The Development of a Groundbreaking Text-to-Speech Model

Artificial intelligence researchers at Amazon AGI have recently unveiled a revolutionary text-to-speech model that is being heralded as the largest of its kind. This model, known as Big Adaptive Streamable TTS with Emergent abilities (BASE TTS), boasts an impressive 980 million parameters and was trained using a massive dataset of 100,000 hours of recorded speech.

The development of BASE TTS represents a significant advancement in the field of text-to-speech technology. By increasing the number of parameters and expanding the training dataset, the researchers aimed to enhance the model’s ability to accurately pronounce words and phrases in multiple languages. In addition to English, the model was trained on examples of spoken words and phrases from other languages, enabling it to correctly pronounce foreign terms and expressions.

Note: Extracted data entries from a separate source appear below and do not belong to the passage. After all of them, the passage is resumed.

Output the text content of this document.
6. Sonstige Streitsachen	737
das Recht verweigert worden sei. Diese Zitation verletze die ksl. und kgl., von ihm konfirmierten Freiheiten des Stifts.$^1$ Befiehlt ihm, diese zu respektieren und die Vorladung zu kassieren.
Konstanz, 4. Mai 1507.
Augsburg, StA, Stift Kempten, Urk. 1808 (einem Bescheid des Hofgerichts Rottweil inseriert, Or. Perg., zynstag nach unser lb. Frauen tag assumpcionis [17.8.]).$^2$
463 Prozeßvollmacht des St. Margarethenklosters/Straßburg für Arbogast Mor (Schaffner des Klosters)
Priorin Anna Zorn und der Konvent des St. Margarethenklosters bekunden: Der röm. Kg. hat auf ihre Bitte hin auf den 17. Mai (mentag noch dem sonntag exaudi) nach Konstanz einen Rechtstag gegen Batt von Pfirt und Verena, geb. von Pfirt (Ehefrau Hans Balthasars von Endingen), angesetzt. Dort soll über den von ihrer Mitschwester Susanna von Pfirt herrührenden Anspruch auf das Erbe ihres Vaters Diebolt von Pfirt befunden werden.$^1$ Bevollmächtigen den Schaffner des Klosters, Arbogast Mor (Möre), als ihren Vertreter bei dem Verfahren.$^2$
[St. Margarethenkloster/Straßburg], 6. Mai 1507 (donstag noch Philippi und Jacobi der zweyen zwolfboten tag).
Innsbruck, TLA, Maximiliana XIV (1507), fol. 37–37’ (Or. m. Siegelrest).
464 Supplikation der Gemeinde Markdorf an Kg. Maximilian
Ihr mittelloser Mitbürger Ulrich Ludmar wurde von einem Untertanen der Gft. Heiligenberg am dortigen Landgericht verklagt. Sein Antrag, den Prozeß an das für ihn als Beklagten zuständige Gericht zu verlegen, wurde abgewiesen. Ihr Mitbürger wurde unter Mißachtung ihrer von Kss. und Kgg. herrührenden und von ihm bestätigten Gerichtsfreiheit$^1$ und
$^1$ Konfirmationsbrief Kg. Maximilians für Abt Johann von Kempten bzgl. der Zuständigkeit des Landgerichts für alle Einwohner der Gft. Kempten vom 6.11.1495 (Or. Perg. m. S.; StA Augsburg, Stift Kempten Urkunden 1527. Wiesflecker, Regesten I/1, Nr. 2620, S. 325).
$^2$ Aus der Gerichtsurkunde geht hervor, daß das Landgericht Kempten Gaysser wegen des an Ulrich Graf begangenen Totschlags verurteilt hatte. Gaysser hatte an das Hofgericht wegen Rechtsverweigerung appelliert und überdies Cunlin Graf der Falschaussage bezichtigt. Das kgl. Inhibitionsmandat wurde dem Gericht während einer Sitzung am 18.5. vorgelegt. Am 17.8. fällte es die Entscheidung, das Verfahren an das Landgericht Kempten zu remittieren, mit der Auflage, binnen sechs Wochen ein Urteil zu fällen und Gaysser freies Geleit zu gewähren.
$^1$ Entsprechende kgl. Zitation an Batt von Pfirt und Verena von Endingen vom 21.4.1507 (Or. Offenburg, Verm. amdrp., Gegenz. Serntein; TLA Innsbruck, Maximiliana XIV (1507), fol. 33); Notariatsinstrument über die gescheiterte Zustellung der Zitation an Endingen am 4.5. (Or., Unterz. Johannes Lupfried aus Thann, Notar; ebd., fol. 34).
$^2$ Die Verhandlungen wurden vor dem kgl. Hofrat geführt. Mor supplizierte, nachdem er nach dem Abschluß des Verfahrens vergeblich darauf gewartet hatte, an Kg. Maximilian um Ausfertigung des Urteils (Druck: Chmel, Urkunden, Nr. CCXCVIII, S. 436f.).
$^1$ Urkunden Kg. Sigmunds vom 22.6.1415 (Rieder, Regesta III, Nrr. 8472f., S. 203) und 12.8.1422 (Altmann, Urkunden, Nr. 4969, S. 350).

One of the key findings from the research conducted by the Amazon AGI team was the emergence of what is known as an “emergent quality” in the model. This phenomenon, which occurs when an AI application reaches a higher level of intelligence, was observed when the model reached 150 million parameters. The emergence of this quality was characterized by the model’s ability to utilize compound nouns, express emotions, incorporate foreign language terms, apply paralinguistics and punctuation, and ask questions with proper emphasis.

Despite the groundbreaking nature of the BASE TTS model, the Amazon AGI team has decided not to release it to the public due to concerns about potential unethical use. Instead, they plan to utilize the model as a learning tool to further refine and improve text-to-speech applications in the future. By leveraging the insights gained from this project, the researchers hope to enhance the human-sounding quality of text-to-speech technology across various applications.